Final project of the discipline SCC5830 - Image Processing (2021) in USP São Carlos. Student: Taylla Milena Theodoro
Main Objective To perform image colorization (grayscale to colored) using unet.
Dataset Cifar10 dataset - https://www.tensorflow.org/api_docs/python/tf/keras/datasets/cifar10
Steps
- Learn about the dataset;
- Prepare the dataset: Preprocess the images from the dataset in order to perform correctly the task;
- Define the model: Chose and study architectures that can better perform the taks;
- Train the model: Feed the training images into the chosen model;
- Evaluate: Chose an evaluation capable of tell how the chosen model perfomed the task, in our case, evalute the model performace and plot the input (grayscale images), predicted and expected(original image colorful).
To perform image colorization (grayscale to RGB) using unet and learn the tools and path towards compleating this objective.

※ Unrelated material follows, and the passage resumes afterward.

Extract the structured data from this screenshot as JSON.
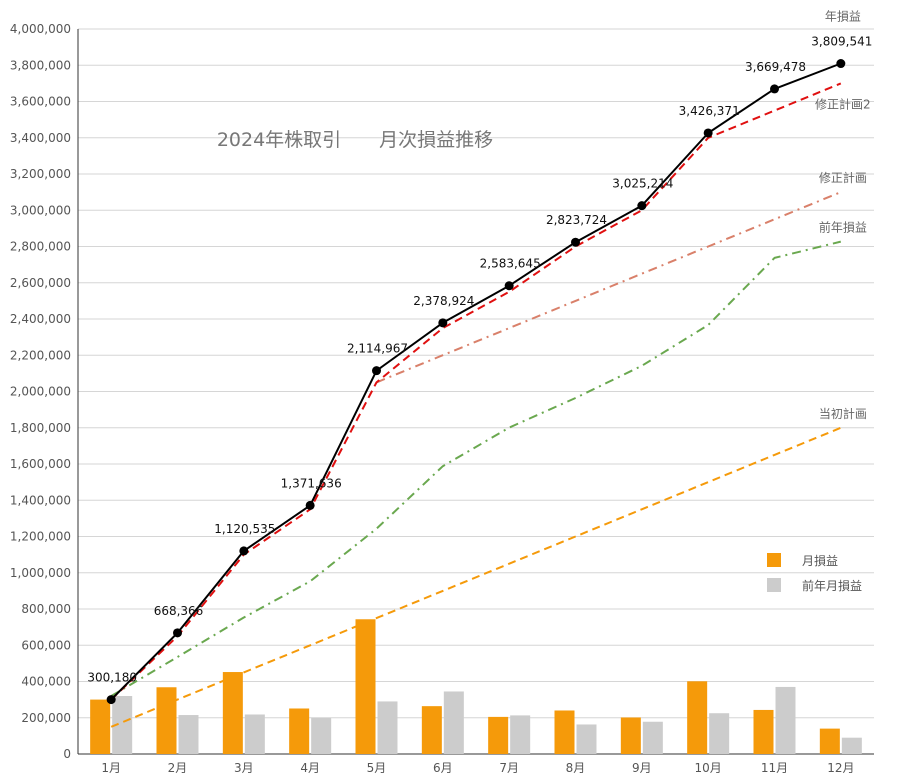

The main idea behind CNN is to learn the feature mapping of an image and explore it to do tasks like object classification or detection, where the image is converted into a vector. However, in the case of the image colorization problem, you not only need to convert the mapping feature into a vector, but also reconstruct an image from that vector. The idea behind U-net is to use the feature mapping that has already been learned and converted into a vector to reconstitute the image.
This architecture consists of three sections: The contraction, The bottleneck, and the expansion section, as can be seen in the Figure, the contraction is perfoming a downsamplimg of the image, as a normal Convolutional Neural Network, the bottleneck is the middle that prepare the resulted vector to be upsamples by the expansion section.
According to the article Image Colorization: A Survey and Dataset, image colorization is an essential image processing and computer vision branch to colorize images and videos. It can be applied to color old movies, old photos, old video games, astronomical photography, electron microscopy, etc. Recently, the technic used to perform this task is with deep learning procedures, such as Convolutional Neural Networks, Residual Neural Networks, Unet, Autoencoders and Generative Adversial Netwolks.
To colorize images is an important computer vision task, which allows us to bring to life old images, therefore, in this project, it is intend to perform image colorization using Unets. The input images that will be used are Cifar10 dataset, available in https://www.tensorflow.org/api_docs/python/tf/keras/datasets/cifar10. As output it is expected to have the colored image.
The methodoly chosed with the purpose of learning and completing this project is the by following the steps:
- Related Work: learn about datasets, the task, possible architectures and evaluation methods;
- Prepare the dataset: Preprocess the images from the dataset in order to perform correctly the task;
- Define the model: Chose and study architectures that can better perform the taks;
- Train the model: Feed the training images into the chosen model;
- Evaluate: Chose an evaluation capable of tell how the chosen model perfomed the task, in our case, evalute the model performace and plot the input (grayscale images), predicted and expected(original image colorful).
The chosen Dataset is Cifar10, which contain images from diverse scenarios and locations which enable the network to learn to colorize different kinds of images. It will be use its original split for train and test, which is of 50000 32x32 color training images and 10000 test images. Here are some examples of images:
The dataset contain RGB images, which will be preprocessed by using color analysis. The images will be converted to gray scale images to be used as the input images of the neural network using the skimage python library, and the original colored image will be used as the label so that the output can converted back to RGB and evaluated.
The model is trained with the unet model, the loss is 'the mean_squared_error', the optimizer chosen is 'adam' and as metric 'accuracy'.
The model was trained for 20 epochs and presented an accuracy 58.34% (0.5834) for training and 54.18% (0.5418) for testing.
In terms of visualizing the predicted results, here is a set of images from test.
And here the prediction for this set of images:
The results were good for start, it is possible to make it better by perfoming fine tuning or different kinds of image processing. This project is a good start for someone persuing to study automatic image colorization and give base for a more complex project, such as ones using autoencoders or GANs.